Hello again Fine Arts Cougs!

In that a letter from me was posted yesterday before the insurrectionist assault on the U.S. Capitol, I feel compelled to reach out again today. I want to amend yesterday’s letter as these are not interesting or entertaining moments in American history but rather evidence of disease in this country that needs healing. Anti-racism, and cultural inclusion remain at the center of what we stand for as a department.

The visual stimulus of yesterday served as a severe reminder of the fragility of democracy and the essential nature of a wholistic education that creates critical and compassionate thinkers. Future members of our community who are capable of recognizing and responding to racism, violence, and destruction. Visual literacy is at the center of what we do here in Fine Arts. The signs and signifiers associated in this insurrection echo many scary moments in the history of the world. Moments such as these threaten the very core of humanity, democracy and what it means to exercise free speech and the responsibility to exercise that speech respectfully and peacefully. Speech must not be allowed to lead to such destruction that is founded in white supremacy and hate.

I personally renew my commitment to educate our future citizens in this respect. This department and university deeply value the luxury we have as Americans to engage in civil, thoughtful and kind discourse around all that impacts humanity. Please join me in renewing our commitments to each other. Enough is enough.



January, 2021

Hello Fine Arts Cougs! 

What an interesting time we are living in. To say I am proud of how careful and thoughtful our entire community has been over the last semester and a half is a grandiose understatement! 
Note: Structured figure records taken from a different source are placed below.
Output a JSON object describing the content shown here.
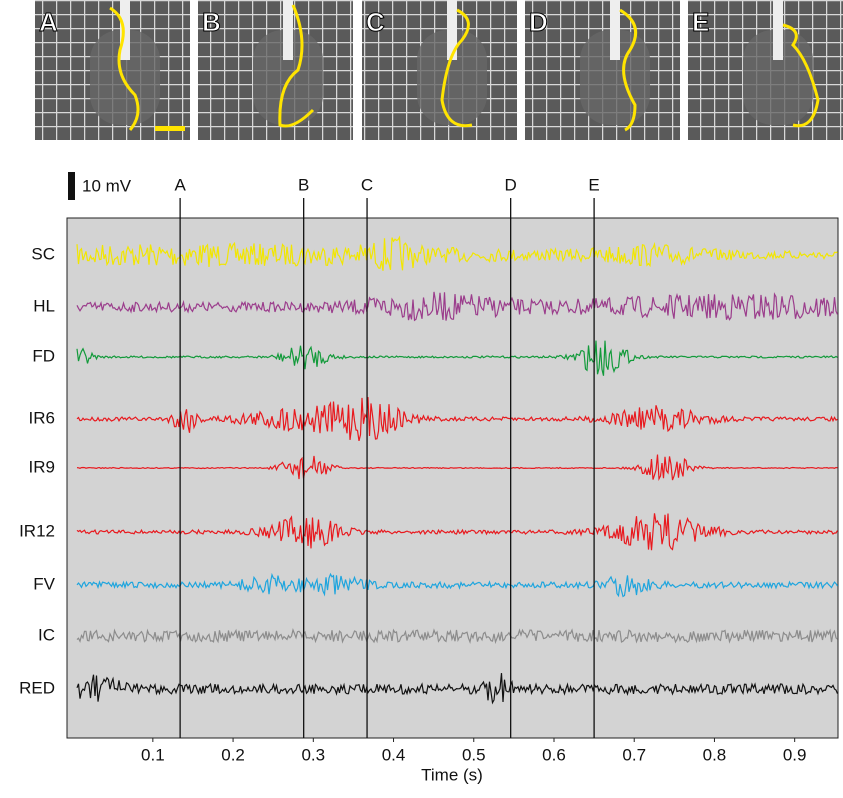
{
  "photos": {
    "labels": [
      "A",
      "B",
      "C",
      "D",
      "E"
    ]
  },
  "chart_data": {
    "type": "line",
    "xlabel": "Time (s)",
    "scale_bar_label": "10 mV",
    "xlim": [
      -0.007,
      0.954
    ],
    "xticks": [
      0.1,
      0.2,
      0.3,
      0.4,
      0.5,
      0.6,
      0.7,
      0.8,
      0.9
    ],
    "events": [
      {
        "label": "A",
        "x": 0.134
      },
      {
        "label": "B",
        "x": 0.288
      },
      {
        "label": "C",
        "x": 0.367
      },
      {
        "label": "D",
        "x": 0.546
      },
      {
        "label": "E",
        "x": 0.65
      }
    ],
    "series": [
      {
        "name": "SC",
        "color": "#f2e600"
      },
      {
        "name": "HL",
        "color": "#9b3d8c"
      },
      {
        "name": "FD",
        "color": "#129a3a"
      },
      {
        "name": "IR6",
        "color": "#e8191e"
      },
      {
        "name": "IR9",
        "color": "#e8191e"
      },
      {
        "name": "IR12",
        "color": "#e8191e"
      },
      {
        "name": "FV",
        "color": "#1ea5de"
      },
      {
        "name": "IC",
        "color": "#8c8c8c"
      },
      {
        "name": "RED",
        "color": "#111111"
      }
    ]
  }
}
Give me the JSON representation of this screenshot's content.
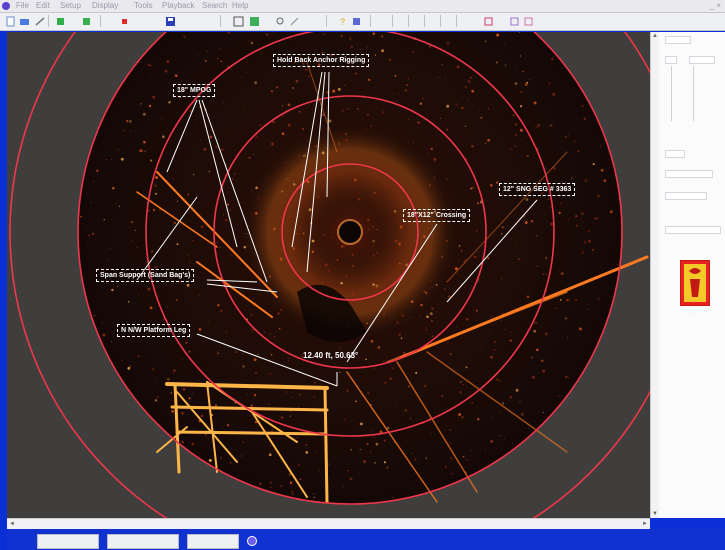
{
  "menubar": {
    "items": [
      "File",
      "Edit",
      "Setup",
      "Display",
      "Tools",
      "Playback",
      "Search",
      "Help"
    ],
    "window_controls": "_ ×"
  },
  "toolbar": {
    "buttons": [
      "new-icon",
      "open-icon",
      "save-icon",
      "play-icon",
      "record-icon",
      "stop-icon",
      "disk-icon",
      "grid-icon",
      "palette-icon",
      "zoom-icon",
      "brush-icon",
      "help-icon",
      "info-icon",
      "capture-icon",
      "settings-icon"
    ]
  },
  "sonar": {
    "callouts": {
      "hold_back": "Hold Back Anchor Rigging",
      "mpog": "18\" MPOG",
      "crossing": "18\"X12\" Crossing",
      "sng": "12\" SNG SEG # 3363",
      "span_support": "Span Support (Sand Bag's)",
      "platform_leg": "N N/W Platform Leg"
    },
    "cursor_readout": "12.40 ft, 50.63°",
    "colors": {
      "ring": "#f0364b",
      "background": "#3f3e3d",
      "sonar_floor": "#1c0e08",
      "return": "#ff8a2a"
    }
  },
  "status": {
    "indicator_color": "#6d5cf0"
  }
}
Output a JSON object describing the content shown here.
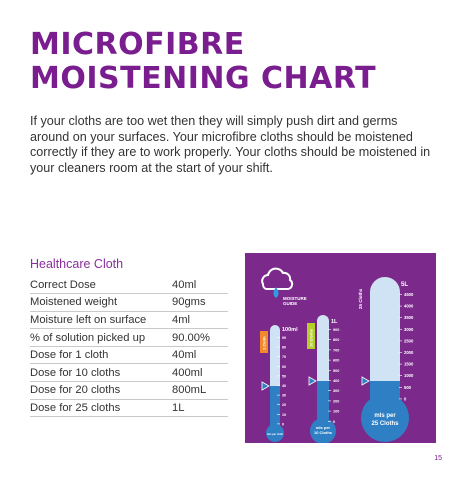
{
  "title": {
    "line1": "MICROFIBRE",
    "line2": "MOISTENING CHART"
  },
  "intro": "If your cloths are too wet then they will simply push dirt and germs around on your surfaces. Your microfibre cloths should be moistened correctly if they are to work properly. Your cloths should be moistened in your cleaners room at the start of your shift.",
  "table": {
    "title": "Healthcare Cloth",
    "rows": [
      {
        "label": "Correct Dose",
        "value": "40ml"
      },
      {
        "label": "Moistened weight",
        "value": "90gms"
      },
      {
        "label": "Moisture left on surface",
        "value": "4ml"
      },
      {
        "label": "% of solution picked up",
        "value": "90.00%"
      },
      {
        "label": "Dose for 1 cloth",
        "value": "40ml"
      },
      {
        "label": "Dose for 10 cloths",
        "value": "400ml"
      },
      {
        "label": "Dose for 20 cloths",
        "value": "800mL"
      },
      {
        "label": "Dose for 25 cloths",
        "value": "1L"
      }
    ]
  },
  "guide": {
    "logo_line1": "MOISTURE",
    "logo_line2": "GUIDE",
    "colors": {
      "background": "#7b2a8b",
      "liquid": "#2f7fc4",
      "tube": "#cfe3f4",
      "tag1": "#f28a2c",
      "tag2": "#b5cf2a"
    },
    "tube1": {
      "tag": "1 Cloth",
      "top_label": "100ml",
      "ticks": [
        "90",
        "80",
        "70",
        "60",
        "50",
        "40",
        "30",
        "20",
        "10",
        "0"
      ],
      "bulb": "mls per cloth",
      "fill_fraction": 0.4
    },
    "tube2": {
      "tag": "10 Cloths",
      "top_label": "1L",
      "ticks": [
        "900",
        "800",
        "700",
        "600",
        "500",
        "400",
        "300",
        "200",
        "100",
        "0"
      ],
      "bulb_line1": "mls per",
      "bulb_line2": "10 Cloths",
      "fill_fraction": 0.4
    },
    "tube3": {
      "tag": "25 Cloths",
      "top_label": "5L",
      "ticks": [
        "4500",
        "4000",
        "3500",
        "3000",
        "2500",
        "2000",
        "1500",
        "1000",
        "500",
        "0"
      ],
      "bulb_line1": "mls per",
      "bulb_line2": "25 Cloths",
      "fill_fraction": 0.2
    }
  },
  "page_number": "15"
}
The Department of Fine Arts has remained creative and dynamic in fostering an environment for our students to continue their studies. We continue to provide high quality visiting artist programming and students continue to generate new artworks and experiences that speak to our times. Please take a moment to join one of our Instagram streams with @wsufinearts, @wsuphotoworks, @wsudigifablab or @concept.clay. In these spaces you will be sure to catch many of these adventures. You may also wish to watch the link at the bottom of our main page for zoom webinars. Looking forward to spring  semester I know there will be ongoing programming and you won’t want to miss all the sharing of work that comes around graduation.  

As we weather this storm together, I want to remind ALL of you to practice empathy and compassion toward one another.  If you are a student experiencing financial difficulties, we encourage you to call the Office of the Dean of Students and inquire about its Student Emergency Fund (509-335-5757 or We also encourage you to stay in touch with your classmates and your professors––make sure you communicate with your professors! This is of utmost importance. 

Even though we are all distanced in physicality it remains important to connect. Fortunately, we live in a digital age where we may still share our stories and converse. Fine Arts prides itself in its creative spirit and I encourage you to take advantage of your creativity and find ways to maintain our human connection via online portals such as Zoom, Facetime or your preferred digital interface. 

If you would like to meet with me via Zoom, please email and we will set up a time. 

Please stay home, be kind and stay safe! 


Thank you and ok, 


Squeak Meisel (he, his, him) 

Chair, Department of Fine Arts  


Washington State University is located on the ceded lands of the Nimíipuu (Nez Perce) Tribe and the traditional homelands of the Palus Band of Indians. We acknowledge their presence here since time immemorial and recognize their continuing connection to the land, to the water, and to their ancestors.